Quest Diagnostics had been preparing for 2020 for two years. As one of the top medical-testing providers in the nation, it first launched its consumer-initiated testing program, QuestDirect, at the end of 2018. Through it, consumers can visit the company’s website and order at-home testing kits for 49 different conditions.
Since then, spurred by the need to keep COVID-19’s spread contained through shelter-at-home measures, demand for consumer-driven home testing has surged. As Cathy Doherty, Quest’s senior vice president of clinical franchise solutions, told PYMNTS in a recent interview, QuestDirect grew steadily since its launch and then more than doubled its user base of about 7 million users in 2020 alone. That change, Doherty said, is part of a broader trend regarding the consumerization of healthcare and is bringing the expectations of eCommerce to the medical world.
“I think that everybody in healthcare is embracing this notion of healthcare being consumerized,” she said. “If patients are paying more out of pocket, they’re bringing the expectations from other experiences like Amazon and Zappos to healthcare. They’re saying, ‘Hey, healthcare can be different.’ And so I think the entire health industry ecosystem is working on that.”
Doherty said the pandemic might have initially driven this consumerization of healthcare, but it’s here to stay, citing not only the spike from roughly 8 percent telemedicine usage in early 2019 to 50 percent in the middle of last year but also the fact that consumers were pleased with the shift with about 80 percent reporting being satisfied with their experiences.
Combine that with the pandemic’s effect on eCommerce, and the idea of treating lab tests as a consumable is ripe. “So it took 10 years for eCommerce to increase more than 10 percentage points,” she said. “And in the eight-week period during the height of the pandemic, it increased a further 11 percentage points. Those trends just bode really well for getting consumers to have access to their lab results.”
Dollar And Deductible Driven
Doherty says another factor driving the healthcare consumerization trend is that many consumers are now on high-deductible healthcare plans that see them paying for more out-of-pocket services than ever before. Naturally, as consumers increase spending in any one sector, they bring their expectations with them. And those expectations are driving a shift not only in the consumer side of healthcare but the insurance side as well. Doherty points to the fact that major insurers are now covering consumer-initiated testing for COVID-19.
“Pre-pandemic, I don’t think there would have been anybody in this industry that would have imagined that a health plan would pay for a consumer-initiated test,” she said. That shift in the insurance industry could enable even more home testing opportunities for consumers going forward.
To enhance its consumer-facing offerings, Quest has also been trying to close the loop between testing and treatment by offering physician consultations for positive tests in some areas. Doherty said the company launched a testing/treatment program for STDs in 2019 and, since that time, has done the same with other tests, including Lyme disease and urinary tract infections. She says that in 2021 the same approach will be applied to HIV testing with Pre-exposure prophylaxis (or PrEP), a treatment in which high-risk individuals can take preventative medication daily.
A Positive Change
Beyond fostering a desire to expand its consumer-facing offerings, Doherty said the recent explosion in QuestDirect’s success has also expanded the company’s marketing focus.
“I would first say that it’s changed us in terms of what we want the consumer to experience,” she said. “Because that actually means everything. And so we’ve been driving a digital strategy as it relates to the consumer for a number of years, regardless of whether they interact with us through the traditional gatekeeper of a doctor or via QuestDirect. But we’ve been historically a B2B company, we focused on health plans, health systems and healthcare providers, but QuestDirect really has required us to invest more in consumer marketing.”

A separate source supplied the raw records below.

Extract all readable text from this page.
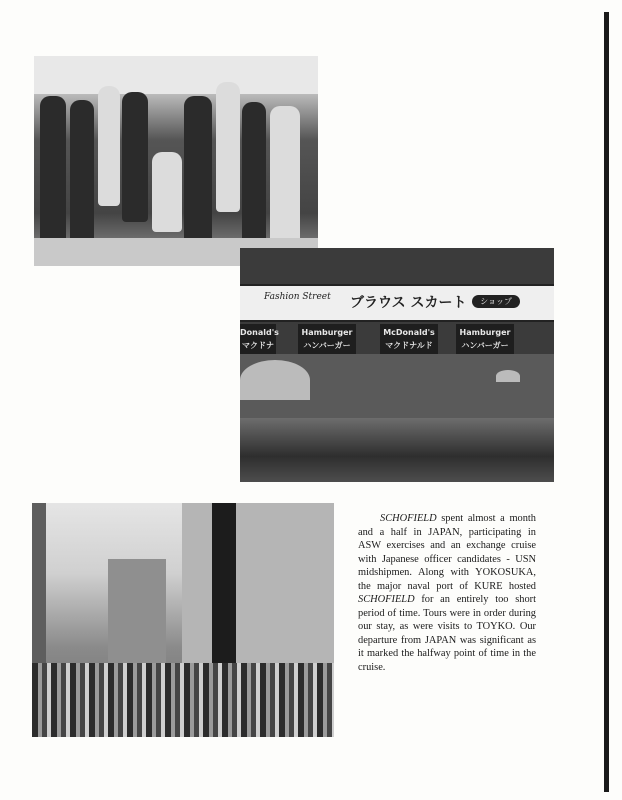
Fashion Street ブラウス スカート	ショップ
Donald's
マクドナ
Hamburger
ハンバーガー
McDonald's
マクドナルド
Hamburger
ハンバーガー

SCHOFIELD spent almost a month and a half in JAPAN, participating in ASW exercises and an exchange cruise with Japanese officer candidates - USN midshipmen. Along with YOKOSUKA, the major naval port of KURE hosted SCHOFIELD for an entirely too short period of time. Tours were in order during our stay, as were visits to TOYKO. Our departure from JAPAN was significant as it marked the halfway point of time in the cruise.
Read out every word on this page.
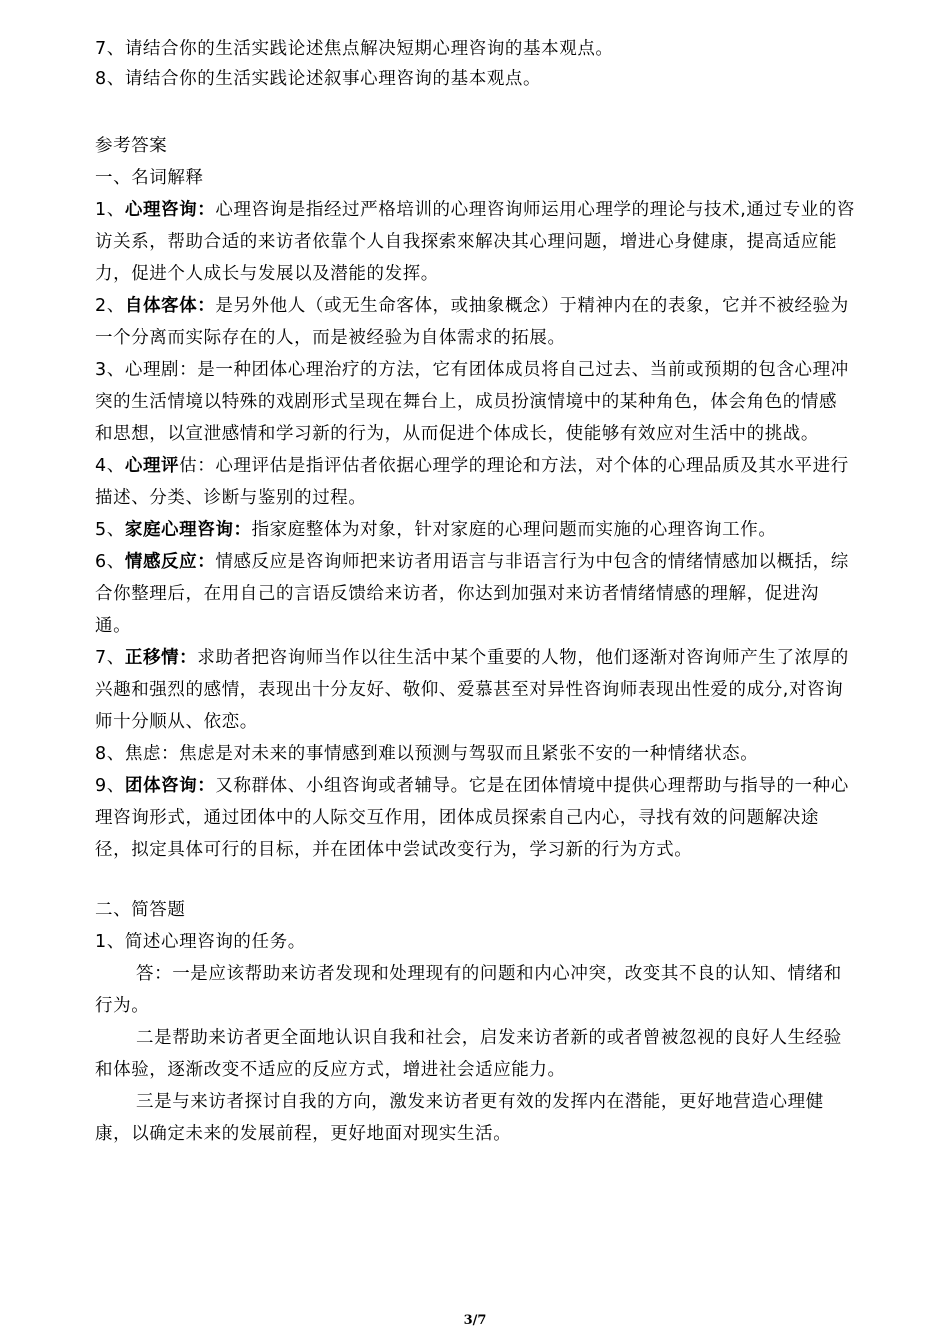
7、请结合你的生活实践论述焦点解决短期心理咨询的基本观点。

8、请结合你的生活实践论述叙事心理咨询的基本观点。

参考答案

一、名词解释

1、心理咨询：心理咨询是指经过严格培训的心理咨询师运用心理学的理论与技术,通过专业的咨访关系，帮助合适的来访者依靠个人自我探索來解决其心理问题，增进心身健康，提高适应能力，促进个人成长与发展以及潜能的发挥。

2、自体客体：是另外他人（或无生命客体，或抽象概念）于精神内在的表象，它并不被经验为一个分离而实际存在的人，而是被经验为自体需求的拓展。

3、心理剧：是一种团体心理治疗的方法，它有团体成员将自己过去、当前或预期的包含心理冲突的生活情境以特殊的戏剧形式呈现在舞台上，成员扮演情境中的某种角色，体会角色的情感和思想，以宣泄感情和学习新的行为，从而促进个体成长，使能够有效应对生活中的挑战。

4、心理评估：心理评估是指评估者依据心理学的理论和方法，对个体的心理品质及其水平进行描述、分类、诊断与鉴别的过程。

5、家庭心理咨询：指家庭整体为对象，针对家庭的心理问题而实施的心理咨询工作。

6、情感反应：情感反应是咨询师把来访者用语言与非语言行为中包含的情绪情感加以概括，综合你整理后，在用自己的言语反馈给来访者，你达到加强对来访者情绪情感的理解，促进沟通。

7、正移情：求助者把咨询师当作以往生活中某个重要的人物，他们逐渐对咨询师产生了浓厚的兴趣和强烈的感情，表现出十分友好、敬仰、爱慕甚至对异性咨询师表现出性爱的成分,对咨询师十分顺从、依恋。

8、焦虑：焦虑是对未来的事情感到难以预测与驾驭而且紧张不安的一种情绪状态。

9、团体咨询：又称群体、小组咨询或者辅导。它是在团体情境中提供心理帮助与指导的一种心理咨询形式，通过团体中的人际交互作用，团体成员探索自己内心，寻找有效的问题解决途径，拟定具体可行的目标，并在团体中尝试改变行为，学习新的行为方式。

二、简答题

1、简述心理咨询的任务。

答：一是应该帮助来访者发现和处理现有的问题和内心冲突，改变其不良的认知、情绪和行为。

二是帮助来访者更全面地认识自我和社会，启发来访者新的或者曾被忽视的良好人生经验和体验，逐渐改变不适应的反应方式，增进社会适应能力。

三是与来访者探讨自我的方向，激发来访者更有效的发挥内在潜能，更好地营造心理健康，以确定未来的发展前程，更好地面对现实生活。

3/7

Doherty said that Quest would continue to expand its consumer-directed initiatives in the coming years. One expansion possibility might be to work with pharma companies looking to test a population to direct at-risk people to certain treatments. If the pharma companies paid for the testing, she said, consumers would learn more about their health and any potential risks at no cost.
Another potential expansion possibility Doherty envisions is a day when the company can offer testing for more than just disease.
“We think there are opportunities with vitamin-type companies,” she said.”So there’s been a lot of news around vitamin D because deficiency was considered a COVID risk factor. So wouldn’t it be nice if there was a partnership that enabled you to track that vitamin D level? There are all kinds of relationships that we think could make sense and, and these are the things that we’re pursuing.”